Downtown Springfield the new hotspot? Maybe so.
Commercial property is interesting. Changes in rules & regulations or changes in traffic patterns can make the once lively die; or the slow and out of the way into the next hot spot. At one point in time, Sixth and Seventh streets in Eugene were part of Highway 99 which ran from Mexico to Canada. Properties along those streets were prime real estate, but that began to decline with the construction of I-5 in the early 1960’s when much north-south traffic bypassed Eugene entirely.
Similarly, the downtown core area of Springfield used to be the center of town and the most desirable place to be, but this was decades ago. What started the decline isn’t precisely clear, but increased ease of transportation and building of satellite shopping centers or malls didn’t help downtowns. At one point in time, downtown Springfield was the Gateway Mall of its day, and when I grew up here, the Gateway area was merely wet grasslands, laying fallow, bathed by the noise and exhaust of I-5. Time shows us nothing if not that things change. Gateway is hot. Downtown Springfield is on its way back up.
Mayor Christine Lundberg in her 2013 state of the City speech was very positive on Springfield’s possibilities and progress. She even joked that she’s looking forward to having a Logger Lager at the soon to be opened Planktown Brewery.
Probably the start of the Wildish Theater project in 2001 marked the beginning of Springfield’s renaissance. The 284 seat theater took 5 years to complete at a cost of some 3.2 million dollars. LTD opened it’s highly visible and cool looking transit facility in 2004, which gave the area a further boost.
Three downtown bars had their liquor licenses pulled and closed in 2010, which was said to improve things. One of the bars, Jim’s landing, had been in business since 1934 and there was always a bar in that location since the construction of the Fry and Rankin building in 1911. There was also a real estate office in the same building–hmm–sounds like a good idea to me. Neither I nor anyone I know thinks the closing of Jim’s Landing was a good idea. However, the area is on its way up, even if the wheels of progress are sometimes indiscriminate on what they roll over. The spot is for lease, and I’d be glad to show it to you if you have interest.

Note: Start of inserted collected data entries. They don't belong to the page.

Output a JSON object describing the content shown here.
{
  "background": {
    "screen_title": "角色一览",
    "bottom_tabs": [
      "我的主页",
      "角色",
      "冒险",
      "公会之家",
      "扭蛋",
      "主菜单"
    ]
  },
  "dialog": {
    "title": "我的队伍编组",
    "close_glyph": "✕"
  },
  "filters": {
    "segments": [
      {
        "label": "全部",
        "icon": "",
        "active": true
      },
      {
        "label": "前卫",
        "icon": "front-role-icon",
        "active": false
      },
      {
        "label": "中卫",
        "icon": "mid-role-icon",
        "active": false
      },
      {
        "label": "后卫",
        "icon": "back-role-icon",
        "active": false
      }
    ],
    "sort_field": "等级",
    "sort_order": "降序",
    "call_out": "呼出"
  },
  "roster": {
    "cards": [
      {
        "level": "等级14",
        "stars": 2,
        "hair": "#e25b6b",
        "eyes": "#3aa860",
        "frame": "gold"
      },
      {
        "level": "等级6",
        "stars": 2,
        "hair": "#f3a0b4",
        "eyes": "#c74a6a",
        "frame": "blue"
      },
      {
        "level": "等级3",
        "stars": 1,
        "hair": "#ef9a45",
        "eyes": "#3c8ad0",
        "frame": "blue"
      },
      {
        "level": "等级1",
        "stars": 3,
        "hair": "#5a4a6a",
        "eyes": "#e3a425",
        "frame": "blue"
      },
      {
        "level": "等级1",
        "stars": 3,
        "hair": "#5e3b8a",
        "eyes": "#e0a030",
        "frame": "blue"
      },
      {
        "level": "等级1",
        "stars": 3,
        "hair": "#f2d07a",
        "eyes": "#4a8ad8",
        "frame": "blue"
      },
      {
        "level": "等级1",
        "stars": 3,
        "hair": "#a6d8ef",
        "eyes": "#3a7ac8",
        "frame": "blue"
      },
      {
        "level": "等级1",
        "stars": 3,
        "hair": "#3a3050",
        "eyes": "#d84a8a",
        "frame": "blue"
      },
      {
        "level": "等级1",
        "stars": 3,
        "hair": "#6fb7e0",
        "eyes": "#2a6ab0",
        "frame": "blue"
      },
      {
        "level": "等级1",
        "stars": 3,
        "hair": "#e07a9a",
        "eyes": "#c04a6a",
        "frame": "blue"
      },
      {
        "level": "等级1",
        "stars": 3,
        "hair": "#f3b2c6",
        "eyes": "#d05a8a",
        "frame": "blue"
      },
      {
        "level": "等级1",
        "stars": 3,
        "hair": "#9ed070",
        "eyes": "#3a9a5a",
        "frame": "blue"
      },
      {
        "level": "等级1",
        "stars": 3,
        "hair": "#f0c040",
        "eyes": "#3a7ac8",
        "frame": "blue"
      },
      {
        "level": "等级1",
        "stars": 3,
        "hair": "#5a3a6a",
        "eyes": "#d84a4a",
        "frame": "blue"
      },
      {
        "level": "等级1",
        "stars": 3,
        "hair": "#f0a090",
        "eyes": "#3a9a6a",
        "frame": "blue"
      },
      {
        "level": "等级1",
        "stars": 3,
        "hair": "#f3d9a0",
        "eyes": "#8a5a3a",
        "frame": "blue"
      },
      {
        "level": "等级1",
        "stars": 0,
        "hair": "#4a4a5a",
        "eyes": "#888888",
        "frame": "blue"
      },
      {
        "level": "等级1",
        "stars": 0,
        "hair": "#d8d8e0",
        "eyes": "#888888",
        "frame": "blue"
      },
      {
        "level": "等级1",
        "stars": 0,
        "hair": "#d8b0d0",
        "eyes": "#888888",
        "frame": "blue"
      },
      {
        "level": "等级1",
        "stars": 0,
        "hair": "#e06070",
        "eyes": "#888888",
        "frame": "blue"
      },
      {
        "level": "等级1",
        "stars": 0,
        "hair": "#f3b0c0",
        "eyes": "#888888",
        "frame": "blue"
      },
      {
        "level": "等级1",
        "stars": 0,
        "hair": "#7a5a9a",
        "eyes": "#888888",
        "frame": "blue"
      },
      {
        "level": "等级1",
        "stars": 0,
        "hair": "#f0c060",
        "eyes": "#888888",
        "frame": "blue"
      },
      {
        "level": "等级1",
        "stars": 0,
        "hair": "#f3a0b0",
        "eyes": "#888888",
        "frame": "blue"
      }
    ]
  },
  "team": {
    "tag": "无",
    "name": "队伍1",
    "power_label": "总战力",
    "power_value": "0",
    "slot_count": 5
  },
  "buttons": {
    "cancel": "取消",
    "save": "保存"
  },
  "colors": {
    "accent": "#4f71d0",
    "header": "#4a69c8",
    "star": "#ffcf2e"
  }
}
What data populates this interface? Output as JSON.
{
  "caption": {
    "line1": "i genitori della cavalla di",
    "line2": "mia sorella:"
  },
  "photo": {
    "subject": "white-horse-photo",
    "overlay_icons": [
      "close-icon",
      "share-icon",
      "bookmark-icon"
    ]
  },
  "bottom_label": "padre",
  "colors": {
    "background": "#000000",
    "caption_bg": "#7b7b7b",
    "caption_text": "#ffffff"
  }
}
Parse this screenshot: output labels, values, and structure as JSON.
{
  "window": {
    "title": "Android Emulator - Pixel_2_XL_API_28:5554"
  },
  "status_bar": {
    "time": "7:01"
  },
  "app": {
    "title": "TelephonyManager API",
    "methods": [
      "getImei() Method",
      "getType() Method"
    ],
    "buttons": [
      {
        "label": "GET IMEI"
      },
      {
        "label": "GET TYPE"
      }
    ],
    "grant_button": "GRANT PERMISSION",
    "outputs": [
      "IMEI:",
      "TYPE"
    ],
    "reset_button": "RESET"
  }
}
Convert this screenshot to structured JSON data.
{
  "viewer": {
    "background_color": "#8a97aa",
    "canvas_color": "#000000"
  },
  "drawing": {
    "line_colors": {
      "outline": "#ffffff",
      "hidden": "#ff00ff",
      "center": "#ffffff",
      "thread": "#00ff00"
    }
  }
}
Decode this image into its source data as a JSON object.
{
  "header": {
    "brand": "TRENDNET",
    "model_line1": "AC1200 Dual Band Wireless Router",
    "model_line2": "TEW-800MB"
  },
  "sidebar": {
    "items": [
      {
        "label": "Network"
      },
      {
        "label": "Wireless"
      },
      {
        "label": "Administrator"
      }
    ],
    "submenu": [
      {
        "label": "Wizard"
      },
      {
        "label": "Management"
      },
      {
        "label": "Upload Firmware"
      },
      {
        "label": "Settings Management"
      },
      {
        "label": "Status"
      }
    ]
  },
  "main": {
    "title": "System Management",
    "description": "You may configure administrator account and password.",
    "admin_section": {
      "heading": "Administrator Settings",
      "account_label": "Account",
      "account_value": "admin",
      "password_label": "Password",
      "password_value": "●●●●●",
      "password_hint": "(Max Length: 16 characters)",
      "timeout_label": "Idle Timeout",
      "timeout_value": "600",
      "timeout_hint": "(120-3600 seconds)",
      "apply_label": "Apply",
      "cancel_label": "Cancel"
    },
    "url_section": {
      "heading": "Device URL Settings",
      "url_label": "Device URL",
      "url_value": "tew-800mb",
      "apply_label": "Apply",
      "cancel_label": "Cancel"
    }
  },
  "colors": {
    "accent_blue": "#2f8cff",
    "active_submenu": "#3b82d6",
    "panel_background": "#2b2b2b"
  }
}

The Washburne Cafe opened kitty-corner to Jim’s Landing in 2010. The brainchild of Karen Hageman, a longtime area builder, it has a cool urban feel to it. I had breakfast there this morning and will definitely come back. The building was originally the Springfield Armory, built about 1921.
The Plank Town Brewery is a couple of doors down from The Washburne. The target opening date was last Fall, but they seem to be running a little behind. Plank Town is on the ground floor of the IOOF Building, which was built in 1907 for $10,995. The Oddfellows still occupy the second floor.
Is this the genesis of the next Barmuda Triangle or Whitaker? Time will tell, but Downtown Springfield is on its way up.